According to figures released Thursday by Florida’s Agency for Workforce Innovation, Brevard County’s unemployment rose to 3.8 percent in January.
That’s up from 3.2 percent in both the previous month and in January 2006, and signifies by far the largest one-month increase since just after the September 11, 2001, terrorist attacks.
The last time the local unemployment rate was as high as 3.8 percent was in March 2005. And the last time the rate rose at least 0.6 percentage points was in October 2001, when it rose to 5.7 percent, up from 4.2 percent the previous month.
Local officials believe the increase in the jobless rate is related to a leveling off in the Florida real estate industry that’s occurring in many markets throughout the state, including the Space Coast.
As Florida mortgage costs continue to squeeze homeowners, the biggest year-over-year job losses came in the construction industry and professional and business services sector. Each saw a reduction of 700 jobs.
Joan Van Scyoc, a spokeswoman for the Brevard Workforce Development Board, which runs the Job Link offices in Cocoa, Palm Bay and Titusville, said employment officials believe both sectors are related to housing market woes, which persist despite low mortgage rates.

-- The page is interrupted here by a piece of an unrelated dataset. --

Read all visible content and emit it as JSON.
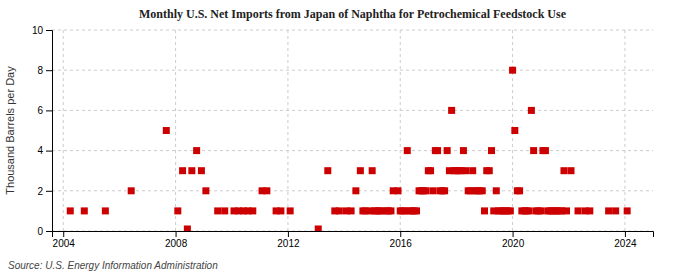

While housing has slowed in Brevard County and elsewhere, many people believe the market is moving to more rational levels, compared with the hyperactivity of 2003 through parts of last year.

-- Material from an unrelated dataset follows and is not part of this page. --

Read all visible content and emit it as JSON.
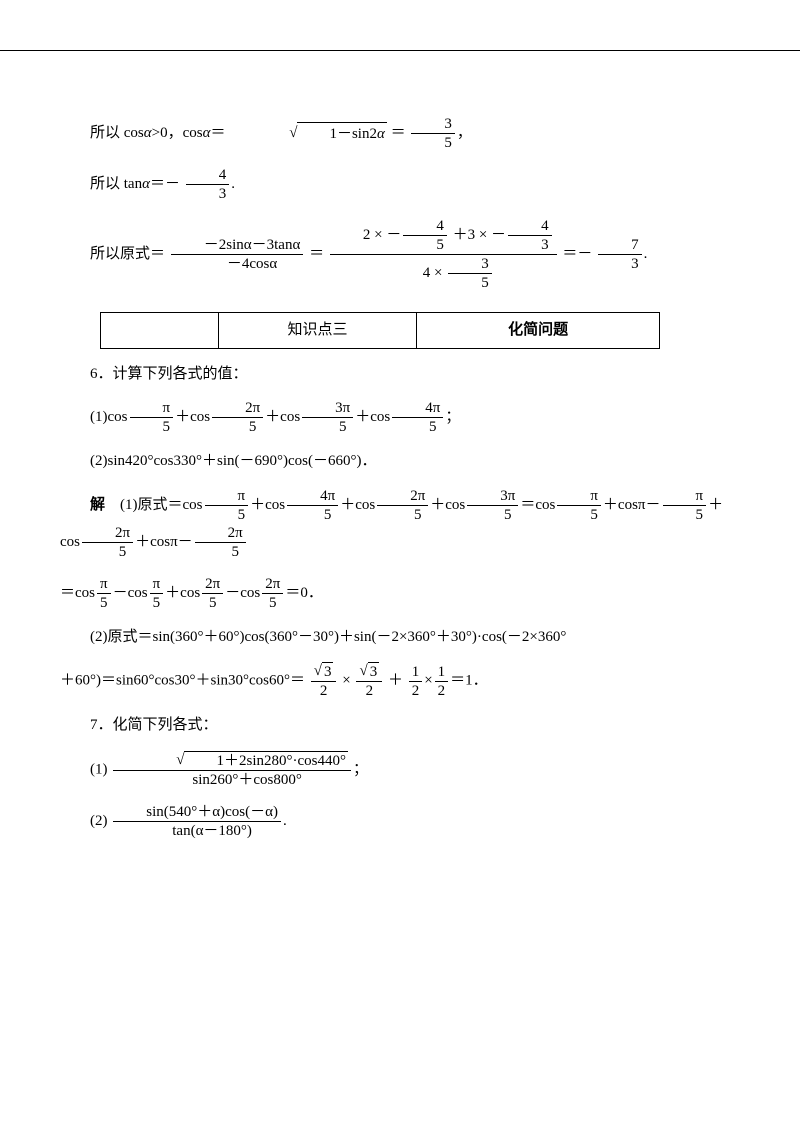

The slowdown is most noticeable in construction - contractors, plumbers, electricians and laborers - but also in areas such as the processing of Florida mortgages and other services related to the real estate market.
That could explain the job losses in professional and business services sector.
“We think this is a ripple effect,” Van Scyoc said.
In 2006, the total value of housing permits in Brevard was $973.45 million, the lowest annual total in Brevard since permitted home construction hit $810.05 million in 2002, according to data released by the Home Builders & Contractors Association of Brevard.
The total number of permits countywide for single-family and multi-family home units dropped to 4,899 in 2006 from 8,663 in 2005.
Other than the downfall of the Florida housing market as a whole, Van Scyoc was at a loss to explain the rise in the county’s unemployment.
“If you looked at the local economy in January 2006, it was going great guns, more so than it ever had. Maybe it’s just getting back to where it’s supposed to be,” Van Scyoc said.